La colère laissait place à la détresse, parce qu'il ne pouvait rien faire pour arrêter tout ça, parce qu'il savait, intellectuellement, que ce jour arriverait, qu'ils finiraient par payer d'avoir osé s'opposer à leurs anciens patron, mais comment pouvait-il l'accepter ? Pourquoi si tôt ? Pourquoi maintenant que de nouvelles perspectives s'ouvraient à eux ? S'étaient injuste, tellement injuste !
Perdu dans sa panique, Rampa ne remarqua pas le silence de Gabriel, qui continuait de le fixé, le regard perdu. L'Archange sursauta en sentant la main de Michael se poser sur son épaule pour le faire réagir, et il masqua son geste par un raclement de gorge, réajustant inutilement sa cravate.

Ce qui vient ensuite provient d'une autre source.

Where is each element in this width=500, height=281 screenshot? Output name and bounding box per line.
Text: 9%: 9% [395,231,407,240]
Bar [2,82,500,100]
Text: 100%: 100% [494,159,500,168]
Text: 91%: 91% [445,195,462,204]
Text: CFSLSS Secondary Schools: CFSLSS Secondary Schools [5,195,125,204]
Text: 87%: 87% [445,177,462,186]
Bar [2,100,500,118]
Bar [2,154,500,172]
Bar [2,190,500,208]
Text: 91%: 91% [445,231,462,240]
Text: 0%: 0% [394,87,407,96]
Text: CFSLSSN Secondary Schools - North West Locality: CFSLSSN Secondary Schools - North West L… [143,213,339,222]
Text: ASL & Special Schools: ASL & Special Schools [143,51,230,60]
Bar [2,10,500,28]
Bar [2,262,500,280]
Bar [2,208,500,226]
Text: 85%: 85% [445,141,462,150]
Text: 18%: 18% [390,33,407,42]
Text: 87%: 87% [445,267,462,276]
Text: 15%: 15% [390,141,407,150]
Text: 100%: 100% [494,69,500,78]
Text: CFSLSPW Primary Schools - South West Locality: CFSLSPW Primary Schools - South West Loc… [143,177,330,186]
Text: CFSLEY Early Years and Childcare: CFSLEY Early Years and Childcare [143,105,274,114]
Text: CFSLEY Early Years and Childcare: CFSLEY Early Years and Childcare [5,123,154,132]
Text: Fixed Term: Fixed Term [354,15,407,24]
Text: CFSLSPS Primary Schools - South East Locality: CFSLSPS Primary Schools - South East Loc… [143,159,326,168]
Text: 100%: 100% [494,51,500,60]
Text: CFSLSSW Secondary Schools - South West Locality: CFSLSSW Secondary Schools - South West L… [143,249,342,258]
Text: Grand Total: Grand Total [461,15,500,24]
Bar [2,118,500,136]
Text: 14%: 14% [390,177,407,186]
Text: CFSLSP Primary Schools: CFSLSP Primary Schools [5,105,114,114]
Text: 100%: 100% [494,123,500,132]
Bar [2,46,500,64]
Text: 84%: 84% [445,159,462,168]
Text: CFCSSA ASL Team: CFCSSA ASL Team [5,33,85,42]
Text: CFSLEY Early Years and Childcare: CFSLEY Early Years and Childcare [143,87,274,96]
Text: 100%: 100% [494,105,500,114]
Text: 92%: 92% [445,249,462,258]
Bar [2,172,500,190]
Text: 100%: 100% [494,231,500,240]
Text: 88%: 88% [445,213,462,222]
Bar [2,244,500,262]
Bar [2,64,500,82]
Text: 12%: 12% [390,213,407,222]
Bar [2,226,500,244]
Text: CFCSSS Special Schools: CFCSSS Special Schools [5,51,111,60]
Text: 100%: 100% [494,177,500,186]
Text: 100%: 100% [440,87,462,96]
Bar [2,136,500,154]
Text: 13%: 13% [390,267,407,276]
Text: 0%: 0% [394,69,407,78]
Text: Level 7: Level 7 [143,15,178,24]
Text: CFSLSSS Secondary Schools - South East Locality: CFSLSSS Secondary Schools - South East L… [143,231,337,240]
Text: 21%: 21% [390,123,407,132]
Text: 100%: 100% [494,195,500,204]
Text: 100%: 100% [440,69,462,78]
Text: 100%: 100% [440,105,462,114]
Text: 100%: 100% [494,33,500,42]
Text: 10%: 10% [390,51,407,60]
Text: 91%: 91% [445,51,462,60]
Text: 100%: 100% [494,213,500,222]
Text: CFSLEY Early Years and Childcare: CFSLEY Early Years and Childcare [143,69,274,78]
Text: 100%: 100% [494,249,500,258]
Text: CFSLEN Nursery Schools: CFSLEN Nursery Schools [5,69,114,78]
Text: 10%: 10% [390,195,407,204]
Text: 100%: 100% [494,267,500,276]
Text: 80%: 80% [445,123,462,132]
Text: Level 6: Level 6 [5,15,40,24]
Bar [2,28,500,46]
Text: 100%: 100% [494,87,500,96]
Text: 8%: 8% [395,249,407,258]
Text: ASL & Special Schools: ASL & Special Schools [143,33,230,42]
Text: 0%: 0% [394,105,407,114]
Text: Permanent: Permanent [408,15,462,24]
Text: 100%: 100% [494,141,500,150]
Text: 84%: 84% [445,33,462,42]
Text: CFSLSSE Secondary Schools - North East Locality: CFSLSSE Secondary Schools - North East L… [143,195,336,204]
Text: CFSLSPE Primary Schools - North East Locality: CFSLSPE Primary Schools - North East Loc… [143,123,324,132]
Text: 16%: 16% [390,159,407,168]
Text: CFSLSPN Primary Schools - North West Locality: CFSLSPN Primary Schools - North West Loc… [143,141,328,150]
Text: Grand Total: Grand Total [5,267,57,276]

- - Serpent d'Eden, Démon Rampant, moi, l'Archange Gabriel, Messager du Ciel, je te condamne à regarder. Sandalphon et Michael tournèrent la tête vers lui, visiblement surprit. Aziraphale sera torturé sous tes yeux. Aucun mal ne te sera fait, mais tu verras tout ce qui lui sera fait. Tu resteras avec lui jusqu'à la fin.
Rampa s'était figé en entendant sa déclaration, choqué. Au loin, un coup de tonnerre raisonna alors qu'au-dessus d'eux, un nuage voilait l'unique étoile visible.
A suivre...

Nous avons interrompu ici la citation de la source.